Despite China’s notable reform progress, areas such as excessive corporate debt and tightening the fiscal screws on state-owned enterprises are critical issues in the medium-term, according to an August report on China from the IMF.

“Reforms have advanced impressively across a wide domain, but lagged in some critical areas, and the transition to sustainable growth is proving difficult, with sizable economic and financial volatility.

“Vulnerabilities are rising on a dangerous trajectory and buffers, while still adequate, are eroding.

“Under staff’s baseline scenario, growth will decline below 6 percent over the medium term, the credit/GDP ratio will continue rising, and the risks of a disruptive adjustment will increase.”

A core issue is that growth is driven by shadow financing, which includes onshore wealth management products, according to Logan Wright at research firm Rhodium Group, who was interviewed in a Bloomberg report.

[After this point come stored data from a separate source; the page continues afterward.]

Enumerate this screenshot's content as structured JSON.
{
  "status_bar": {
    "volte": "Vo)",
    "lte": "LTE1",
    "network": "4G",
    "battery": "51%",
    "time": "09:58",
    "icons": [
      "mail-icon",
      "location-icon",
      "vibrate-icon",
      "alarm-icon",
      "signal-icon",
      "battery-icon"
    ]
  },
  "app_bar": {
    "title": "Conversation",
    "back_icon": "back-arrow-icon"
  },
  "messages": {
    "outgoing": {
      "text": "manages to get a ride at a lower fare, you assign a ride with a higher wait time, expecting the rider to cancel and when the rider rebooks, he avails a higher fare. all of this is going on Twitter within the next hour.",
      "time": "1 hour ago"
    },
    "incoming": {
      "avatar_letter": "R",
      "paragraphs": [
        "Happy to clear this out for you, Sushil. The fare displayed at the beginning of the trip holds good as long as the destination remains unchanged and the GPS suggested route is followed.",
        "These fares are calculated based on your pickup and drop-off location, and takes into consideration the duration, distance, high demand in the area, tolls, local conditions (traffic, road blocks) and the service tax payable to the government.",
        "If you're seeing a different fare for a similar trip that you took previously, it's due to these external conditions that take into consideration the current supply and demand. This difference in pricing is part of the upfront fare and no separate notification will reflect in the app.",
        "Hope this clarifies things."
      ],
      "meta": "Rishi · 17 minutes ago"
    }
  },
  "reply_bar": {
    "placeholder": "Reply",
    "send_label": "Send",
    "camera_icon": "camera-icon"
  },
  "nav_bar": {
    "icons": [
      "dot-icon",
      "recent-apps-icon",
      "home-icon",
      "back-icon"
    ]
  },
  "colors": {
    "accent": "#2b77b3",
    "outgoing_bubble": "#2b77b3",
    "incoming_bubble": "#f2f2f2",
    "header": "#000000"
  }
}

“The nation has at most about 18 months before this funding [of GDP growth] — derived largely from wealth-management products offering higher returns on riskier underlying investments — hits a wall,” according to Wright.

“It’s pretty shocking just how important this has become and how the funding structures for this type of asset creation have changed,” he said. “Everyone assumes it’s a stable system, it’s deposit-funded. It’s just not true any more.”

In the report, Wright also compared the financial engineering used to generate credit needed to fuel GDP growth to the creation of the complex financial products that sparked the global financial crisis in 2007-2008.

According to the IMF, China’s banks held RMB 15.2tn ($2.28trn) of shadow banking products on their balance sheets at the end of 2015. The figure has spiked 58% year-on-year for listed banks. It is equivalent to 8% of banks’ assets and 92% of capital buffers. 

China has been cracking down on P2P lending, a form of shadow banking. Yesterday, the CSRC announced new rules that prohibit P2P lending platforms from selling wealth management products and from taking deposits, according to a Reuters report. It also imposed limits on borrowing.

There are currently about 3000 P2P lending firms in China, but this number will likely be trimmed to 300 in a year’s time, the report said.